Doğu ülkelerinden Suriye kıyılarına getirilen bir çok kıymetli ticari eşya, Mağusa’lı tüccarlar tarafından Mağusa üzerinden Avrupa’ya sevk edilmeye başlanmış ve böylece kent, doğu – batı ticaretinde bir transit merkezi antrepo olarak büyük rol oynamıştır. Böylece, XIII.’üncü ve XIV.’üncü yüzyılda bir ticaret merkezi olarak tarihin en hareketli ve en önemli devrini yaşadı. Bu dönemde kent, birçok farklı din ve millete sahip tüccarları barındırmış, adanın doğu ve batı arasında ithalat ve ihracatları gerçekleştirmiştir. Bu gün sur içerisinde görülen ve Süryani, Ermeni, Ortodoks ve Lâtin Kiliselerine ait yapılar bu dönemde inşa edilmiştir.İhraç ürünleri arasında ipek, arpa, tuz, hububat ve Venedik dükalığının zengin sofralarının vazgeçilmez şarküteri ürünü turşulanmış Pulya Kuşu vardı.
Bugün böyle bir giriş yapmamın sebebi unutulan ve terk edilen bir değeri hatırlatmak istediğimdendir.
Çocukluğumun ve gençlik yıllarımın geçtiği Mağusa kenti ve limanın bugün içler acısı halini gördüğüm zaman buna ihtiyaç duydum.
İşte böylesine önemli tarihsel bir de zenginliği var Mağusa Liman’ının.
Dünyanın tarihi zenginlikleri arasındadır.

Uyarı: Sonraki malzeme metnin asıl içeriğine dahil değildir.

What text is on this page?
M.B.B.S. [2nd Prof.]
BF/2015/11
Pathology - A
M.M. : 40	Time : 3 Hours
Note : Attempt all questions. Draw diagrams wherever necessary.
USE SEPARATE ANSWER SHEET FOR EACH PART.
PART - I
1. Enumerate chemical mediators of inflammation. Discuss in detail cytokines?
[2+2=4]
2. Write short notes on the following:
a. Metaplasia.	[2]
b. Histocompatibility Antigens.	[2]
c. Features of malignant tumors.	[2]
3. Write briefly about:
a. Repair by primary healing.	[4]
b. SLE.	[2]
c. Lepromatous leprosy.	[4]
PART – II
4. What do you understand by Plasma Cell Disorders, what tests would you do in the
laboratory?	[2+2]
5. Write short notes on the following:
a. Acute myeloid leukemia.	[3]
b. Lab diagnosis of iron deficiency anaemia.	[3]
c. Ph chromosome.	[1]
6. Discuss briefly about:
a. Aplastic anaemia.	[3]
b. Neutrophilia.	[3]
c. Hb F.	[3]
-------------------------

Bir dünya mirasıdır Mağusa Limanı..
Dolayısıyla her şeyden önce evrensel bir değerdir.
Ve/fakat biz maalesef toplum olarak bunun idraki içerisinde değiliz.
Böylesi bir değerin kıymetini bilemedik yazık.
Mağusa Limanı bakımsızlıktan dolayı harap olmuş durumda.
Bir çivi çakılmamış onca yılda.
Kaderine terk edilmiş liman.
Üstelik ülkenin ve Akdeniz’in en büyük ticari limanlarından birisi.
Yıllardır atıl durumda hem de aktif faaliyette iken.
Devlet Mağusa Liman’ının tel tel dökülmesine seyirci kaldı.
İşte bu limanda geçtiğimiz hafta balıkçı barınağı diye bilinen kısmında beton iskele çöktü.
Tek teselli can kayıbı yaşanmadı.
Bir kaç tekne ciddi hasar gördü.
Yıllarca üzerinde çoluk çocuğumuzla yürüdüğümüz, bir iskele.
Balıkçı teknelerimizi üzerine bağladığımız yer.
Bir anda sulara gömüldü.
Peki sebep?
Bakımsızlıktan tabi..
Peki sorumlu veyahut sorumlular?
Var elbette..
Bugüne kadar gelmiş geçmiş merkezi yönetimler ve yerel yönetimlerin hepsi bu durumdan sorumludurlar.
Zira koordine olup da bugüne kadar Mağusa Liman’ına bir tek çivi çakmadılar.
Bozulan bozuldu onarmadılar.
Yıkılan yıkıldı, yerine yapmadılar.
Bir çok insanın ekmek yediği, zengin olduğu, yaşamını bu liman sayesinde idame ettirdiği gerçekliğine rağmen devlet buraya sahip çıkmadı.
Liman şimdi patır patır yıkılıyor, dökülüyor.